One of the reasons Donald Trump got elected president was because he spoke the truth about our nearly two-decades-long foreign policy in the Middle East.
The gist of his argument was: We've spent trillions of dollars on wars, occupation and nation-building in the Middle East and have achieved nothing. Our soldiers have suffered grievously with our military adventurism. That money could've been better spent on domestic nation-building to help Americans lead better lives.
Whatever one thinks of Trump and his character, his argument was sound and was embraced by tens of millions of Americans.
Fast-forward to 2018, and to Trump's unilateral decision to withdraw roughly 2,000 U.S. troops from Syria, overriding the advice of his generals and almost the entire foreign policy establishment.

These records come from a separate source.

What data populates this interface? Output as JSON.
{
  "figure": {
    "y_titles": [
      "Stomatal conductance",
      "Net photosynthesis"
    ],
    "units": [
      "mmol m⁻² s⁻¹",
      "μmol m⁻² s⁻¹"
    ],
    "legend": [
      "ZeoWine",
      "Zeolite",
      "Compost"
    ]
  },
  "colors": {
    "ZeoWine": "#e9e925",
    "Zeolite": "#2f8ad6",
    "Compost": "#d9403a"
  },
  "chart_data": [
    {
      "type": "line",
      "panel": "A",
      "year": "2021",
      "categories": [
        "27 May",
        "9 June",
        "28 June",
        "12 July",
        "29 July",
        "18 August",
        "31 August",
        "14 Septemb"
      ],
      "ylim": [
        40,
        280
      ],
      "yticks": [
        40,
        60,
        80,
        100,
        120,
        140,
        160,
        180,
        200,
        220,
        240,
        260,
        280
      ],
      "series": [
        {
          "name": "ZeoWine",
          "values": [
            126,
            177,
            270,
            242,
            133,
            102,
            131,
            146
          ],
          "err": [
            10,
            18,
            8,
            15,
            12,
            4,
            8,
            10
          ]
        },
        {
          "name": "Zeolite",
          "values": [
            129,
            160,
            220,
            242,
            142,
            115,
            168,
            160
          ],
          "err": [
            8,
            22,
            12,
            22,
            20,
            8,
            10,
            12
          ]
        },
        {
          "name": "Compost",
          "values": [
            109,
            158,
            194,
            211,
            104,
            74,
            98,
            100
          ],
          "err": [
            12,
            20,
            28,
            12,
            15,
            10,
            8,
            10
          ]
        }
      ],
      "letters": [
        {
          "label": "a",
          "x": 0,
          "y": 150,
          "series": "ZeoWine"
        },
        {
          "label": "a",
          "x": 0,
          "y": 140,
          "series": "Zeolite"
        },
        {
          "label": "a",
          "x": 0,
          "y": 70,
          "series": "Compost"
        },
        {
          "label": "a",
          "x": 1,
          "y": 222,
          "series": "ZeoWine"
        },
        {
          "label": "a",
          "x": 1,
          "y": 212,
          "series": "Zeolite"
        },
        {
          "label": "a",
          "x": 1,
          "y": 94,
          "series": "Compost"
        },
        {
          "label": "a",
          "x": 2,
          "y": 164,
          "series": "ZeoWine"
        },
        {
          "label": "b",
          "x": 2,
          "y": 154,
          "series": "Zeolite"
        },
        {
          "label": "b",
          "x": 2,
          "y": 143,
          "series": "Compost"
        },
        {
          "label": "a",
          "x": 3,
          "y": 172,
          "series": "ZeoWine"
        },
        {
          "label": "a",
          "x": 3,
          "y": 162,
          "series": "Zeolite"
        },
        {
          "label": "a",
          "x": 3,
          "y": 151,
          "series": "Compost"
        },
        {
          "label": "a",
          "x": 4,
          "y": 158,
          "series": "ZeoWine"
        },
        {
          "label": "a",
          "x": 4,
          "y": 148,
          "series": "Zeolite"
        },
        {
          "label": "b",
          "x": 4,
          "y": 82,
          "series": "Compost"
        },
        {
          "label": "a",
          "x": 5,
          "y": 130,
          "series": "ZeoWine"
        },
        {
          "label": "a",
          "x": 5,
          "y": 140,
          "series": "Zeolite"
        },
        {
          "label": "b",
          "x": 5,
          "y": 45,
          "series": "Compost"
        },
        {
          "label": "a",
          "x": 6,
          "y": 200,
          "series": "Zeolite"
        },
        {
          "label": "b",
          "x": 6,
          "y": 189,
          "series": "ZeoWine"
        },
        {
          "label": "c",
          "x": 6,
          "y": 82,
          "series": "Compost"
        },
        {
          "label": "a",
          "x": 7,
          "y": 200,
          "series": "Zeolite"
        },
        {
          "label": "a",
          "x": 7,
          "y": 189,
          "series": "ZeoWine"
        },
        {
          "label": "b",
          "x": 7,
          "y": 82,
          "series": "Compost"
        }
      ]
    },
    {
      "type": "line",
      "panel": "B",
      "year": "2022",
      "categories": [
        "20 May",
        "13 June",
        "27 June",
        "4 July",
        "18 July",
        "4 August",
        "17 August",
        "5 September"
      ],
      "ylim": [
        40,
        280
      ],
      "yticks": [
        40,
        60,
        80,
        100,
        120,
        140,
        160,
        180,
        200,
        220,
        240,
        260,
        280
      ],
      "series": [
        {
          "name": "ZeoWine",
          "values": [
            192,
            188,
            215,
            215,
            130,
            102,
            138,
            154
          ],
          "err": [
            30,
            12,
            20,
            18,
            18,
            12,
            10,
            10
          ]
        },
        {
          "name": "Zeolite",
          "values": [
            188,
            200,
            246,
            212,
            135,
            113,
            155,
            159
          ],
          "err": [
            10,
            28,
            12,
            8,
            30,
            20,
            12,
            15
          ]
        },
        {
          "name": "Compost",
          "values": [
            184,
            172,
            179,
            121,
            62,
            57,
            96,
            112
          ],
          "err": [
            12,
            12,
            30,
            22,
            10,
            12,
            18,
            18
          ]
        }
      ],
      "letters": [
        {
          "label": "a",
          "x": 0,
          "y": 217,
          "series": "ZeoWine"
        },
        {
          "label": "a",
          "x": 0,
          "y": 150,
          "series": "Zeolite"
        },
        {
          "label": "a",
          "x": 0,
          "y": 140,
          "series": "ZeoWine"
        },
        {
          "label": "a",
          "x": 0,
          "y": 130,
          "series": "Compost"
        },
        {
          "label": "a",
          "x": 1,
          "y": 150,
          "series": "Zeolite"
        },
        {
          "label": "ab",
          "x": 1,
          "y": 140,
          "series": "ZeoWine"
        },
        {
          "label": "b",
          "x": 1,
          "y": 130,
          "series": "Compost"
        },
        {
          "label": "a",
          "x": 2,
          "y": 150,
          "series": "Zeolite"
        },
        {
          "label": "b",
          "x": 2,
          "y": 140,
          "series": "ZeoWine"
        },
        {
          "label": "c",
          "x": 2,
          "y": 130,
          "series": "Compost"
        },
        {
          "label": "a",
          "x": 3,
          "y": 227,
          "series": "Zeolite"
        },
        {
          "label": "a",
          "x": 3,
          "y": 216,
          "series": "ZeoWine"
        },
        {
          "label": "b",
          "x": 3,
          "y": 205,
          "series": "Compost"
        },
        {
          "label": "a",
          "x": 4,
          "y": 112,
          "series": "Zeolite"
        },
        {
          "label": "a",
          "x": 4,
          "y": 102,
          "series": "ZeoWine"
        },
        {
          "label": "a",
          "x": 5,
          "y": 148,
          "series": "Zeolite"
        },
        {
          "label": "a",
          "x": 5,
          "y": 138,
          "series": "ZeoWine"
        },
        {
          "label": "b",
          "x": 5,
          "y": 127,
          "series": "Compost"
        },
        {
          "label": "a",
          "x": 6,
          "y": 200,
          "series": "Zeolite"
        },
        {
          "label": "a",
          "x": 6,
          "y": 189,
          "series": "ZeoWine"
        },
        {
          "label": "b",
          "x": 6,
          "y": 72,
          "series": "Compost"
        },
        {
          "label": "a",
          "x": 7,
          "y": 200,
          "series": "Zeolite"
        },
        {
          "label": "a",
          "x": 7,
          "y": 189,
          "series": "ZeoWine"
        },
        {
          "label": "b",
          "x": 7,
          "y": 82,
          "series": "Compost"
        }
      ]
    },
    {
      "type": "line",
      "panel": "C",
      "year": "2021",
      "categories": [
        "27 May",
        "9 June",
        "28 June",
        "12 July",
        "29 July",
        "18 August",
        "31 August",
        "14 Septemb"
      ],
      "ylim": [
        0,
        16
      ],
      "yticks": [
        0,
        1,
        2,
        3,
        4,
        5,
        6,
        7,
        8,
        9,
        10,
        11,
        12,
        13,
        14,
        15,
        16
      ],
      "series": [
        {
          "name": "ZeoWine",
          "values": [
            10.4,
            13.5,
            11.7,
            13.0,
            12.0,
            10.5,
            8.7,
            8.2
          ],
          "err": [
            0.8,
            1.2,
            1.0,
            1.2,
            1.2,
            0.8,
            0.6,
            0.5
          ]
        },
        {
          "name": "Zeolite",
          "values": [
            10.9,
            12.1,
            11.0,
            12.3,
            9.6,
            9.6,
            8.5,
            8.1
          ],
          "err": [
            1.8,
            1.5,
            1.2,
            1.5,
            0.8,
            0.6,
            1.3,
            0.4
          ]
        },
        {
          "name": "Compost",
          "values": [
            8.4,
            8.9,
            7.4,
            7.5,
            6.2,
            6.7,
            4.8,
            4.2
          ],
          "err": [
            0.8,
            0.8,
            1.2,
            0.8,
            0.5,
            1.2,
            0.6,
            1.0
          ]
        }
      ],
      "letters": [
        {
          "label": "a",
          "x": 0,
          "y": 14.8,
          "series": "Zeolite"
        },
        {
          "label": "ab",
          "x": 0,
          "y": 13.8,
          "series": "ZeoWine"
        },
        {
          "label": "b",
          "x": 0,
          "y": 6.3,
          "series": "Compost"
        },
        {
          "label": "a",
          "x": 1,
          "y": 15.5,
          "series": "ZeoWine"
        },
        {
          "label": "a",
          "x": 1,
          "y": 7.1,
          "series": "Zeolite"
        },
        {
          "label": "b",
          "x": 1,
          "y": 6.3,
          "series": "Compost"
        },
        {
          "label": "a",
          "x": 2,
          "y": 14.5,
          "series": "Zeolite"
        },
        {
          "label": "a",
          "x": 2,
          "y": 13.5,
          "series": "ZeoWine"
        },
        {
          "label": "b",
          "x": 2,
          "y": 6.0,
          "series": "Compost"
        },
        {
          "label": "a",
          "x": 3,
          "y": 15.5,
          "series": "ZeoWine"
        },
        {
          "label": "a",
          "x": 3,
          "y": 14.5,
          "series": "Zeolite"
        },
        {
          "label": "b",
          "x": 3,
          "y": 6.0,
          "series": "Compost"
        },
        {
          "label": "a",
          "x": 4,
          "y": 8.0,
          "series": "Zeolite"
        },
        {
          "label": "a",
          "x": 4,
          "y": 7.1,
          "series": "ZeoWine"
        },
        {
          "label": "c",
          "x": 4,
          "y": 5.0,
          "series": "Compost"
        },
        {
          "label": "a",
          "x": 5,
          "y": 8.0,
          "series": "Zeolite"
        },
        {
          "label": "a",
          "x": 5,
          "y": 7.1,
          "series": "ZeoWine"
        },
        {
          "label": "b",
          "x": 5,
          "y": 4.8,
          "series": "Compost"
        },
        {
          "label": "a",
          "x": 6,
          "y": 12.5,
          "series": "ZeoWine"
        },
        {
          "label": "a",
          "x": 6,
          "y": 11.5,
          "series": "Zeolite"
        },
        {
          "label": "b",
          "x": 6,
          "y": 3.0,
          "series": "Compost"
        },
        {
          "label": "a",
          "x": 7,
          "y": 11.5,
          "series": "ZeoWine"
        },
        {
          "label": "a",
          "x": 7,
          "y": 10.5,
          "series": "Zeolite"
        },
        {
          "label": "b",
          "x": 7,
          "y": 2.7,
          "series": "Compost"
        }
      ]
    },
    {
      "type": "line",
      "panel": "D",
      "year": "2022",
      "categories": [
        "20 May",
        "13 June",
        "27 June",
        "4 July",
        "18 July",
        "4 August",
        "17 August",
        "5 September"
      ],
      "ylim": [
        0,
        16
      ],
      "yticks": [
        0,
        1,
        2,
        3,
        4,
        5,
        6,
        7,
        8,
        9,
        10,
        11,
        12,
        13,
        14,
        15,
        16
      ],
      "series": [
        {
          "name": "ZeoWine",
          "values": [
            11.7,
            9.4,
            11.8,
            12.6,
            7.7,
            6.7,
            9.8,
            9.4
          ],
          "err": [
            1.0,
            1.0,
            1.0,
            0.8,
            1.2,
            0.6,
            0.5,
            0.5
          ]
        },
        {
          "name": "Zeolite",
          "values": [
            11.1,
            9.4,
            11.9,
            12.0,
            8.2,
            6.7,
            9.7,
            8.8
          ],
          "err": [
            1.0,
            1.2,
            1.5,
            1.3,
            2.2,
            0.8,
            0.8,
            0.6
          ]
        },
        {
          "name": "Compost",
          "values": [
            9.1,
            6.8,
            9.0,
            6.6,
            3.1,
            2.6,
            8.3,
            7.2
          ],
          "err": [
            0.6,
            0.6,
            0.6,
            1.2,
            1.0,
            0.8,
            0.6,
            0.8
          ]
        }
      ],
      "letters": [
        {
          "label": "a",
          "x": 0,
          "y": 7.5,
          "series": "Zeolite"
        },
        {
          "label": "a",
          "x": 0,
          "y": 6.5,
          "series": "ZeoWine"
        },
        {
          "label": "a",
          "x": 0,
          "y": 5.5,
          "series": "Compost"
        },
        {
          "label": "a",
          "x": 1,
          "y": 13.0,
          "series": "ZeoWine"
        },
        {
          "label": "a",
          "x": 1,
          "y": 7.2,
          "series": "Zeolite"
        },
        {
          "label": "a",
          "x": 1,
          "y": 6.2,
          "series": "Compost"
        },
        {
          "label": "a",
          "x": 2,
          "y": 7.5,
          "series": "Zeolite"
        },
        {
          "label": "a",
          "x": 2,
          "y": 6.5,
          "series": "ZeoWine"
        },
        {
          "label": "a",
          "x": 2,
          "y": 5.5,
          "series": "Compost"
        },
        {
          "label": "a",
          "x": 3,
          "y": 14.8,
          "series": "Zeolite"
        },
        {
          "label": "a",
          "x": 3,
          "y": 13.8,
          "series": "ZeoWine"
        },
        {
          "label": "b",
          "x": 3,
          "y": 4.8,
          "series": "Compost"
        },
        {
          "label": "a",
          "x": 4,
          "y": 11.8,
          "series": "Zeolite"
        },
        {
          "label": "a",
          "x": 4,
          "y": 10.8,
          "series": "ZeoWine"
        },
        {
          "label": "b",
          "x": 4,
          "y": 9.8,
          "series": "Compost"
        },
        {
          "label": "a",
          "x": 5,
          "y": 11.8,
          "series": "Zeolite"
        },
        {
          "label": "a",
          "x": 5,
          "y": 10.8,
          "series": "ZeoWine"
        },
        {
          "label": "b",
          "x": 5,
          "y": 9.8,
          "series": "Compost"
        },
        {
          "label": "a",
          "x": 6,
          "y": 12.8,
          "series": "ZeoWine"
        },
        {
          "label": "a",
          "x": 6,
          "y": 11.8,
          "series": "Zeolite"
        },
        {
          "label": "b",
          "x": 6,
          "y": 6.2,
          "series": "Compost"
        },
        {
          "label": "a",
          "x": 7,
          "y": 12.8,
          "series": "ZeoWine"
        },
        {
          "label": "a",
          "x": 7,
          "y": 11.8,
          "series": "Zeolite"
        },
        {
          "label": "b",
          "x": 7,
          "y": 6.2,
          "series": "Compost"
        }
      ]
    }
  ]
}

Many foreign policy and military elites and experts have been crying foul in recent weeks. The usual argument has unfolded: America is in retreat and its global leadership role will be weakened; we'll cede Syria to Russia and Iran; our ally Israel will be threatened and so on and so forth.
In other words, America should have a military presence forever and every till death do us part in several Middle Eastern countries.
One can't help noticing that many of these people are the same “experts” who thought it a good idea to advance regime-change in Iraq and Libya, who are now advocating the same in Syria, and who think occupying Afghanistan for 17 years and running is sound.
Why are we still listening to them? They may have impeccable credentials, but their motives, judgement and agendas can often be suspect.
As a party-less, ideology-less independent voter who want only the best for America, I'll take political courage and common sense wherever I can find them. So I applaud Trump's pragmatism and independence in bucking our military-industrial complex. Trump is right to bring our soldiers home.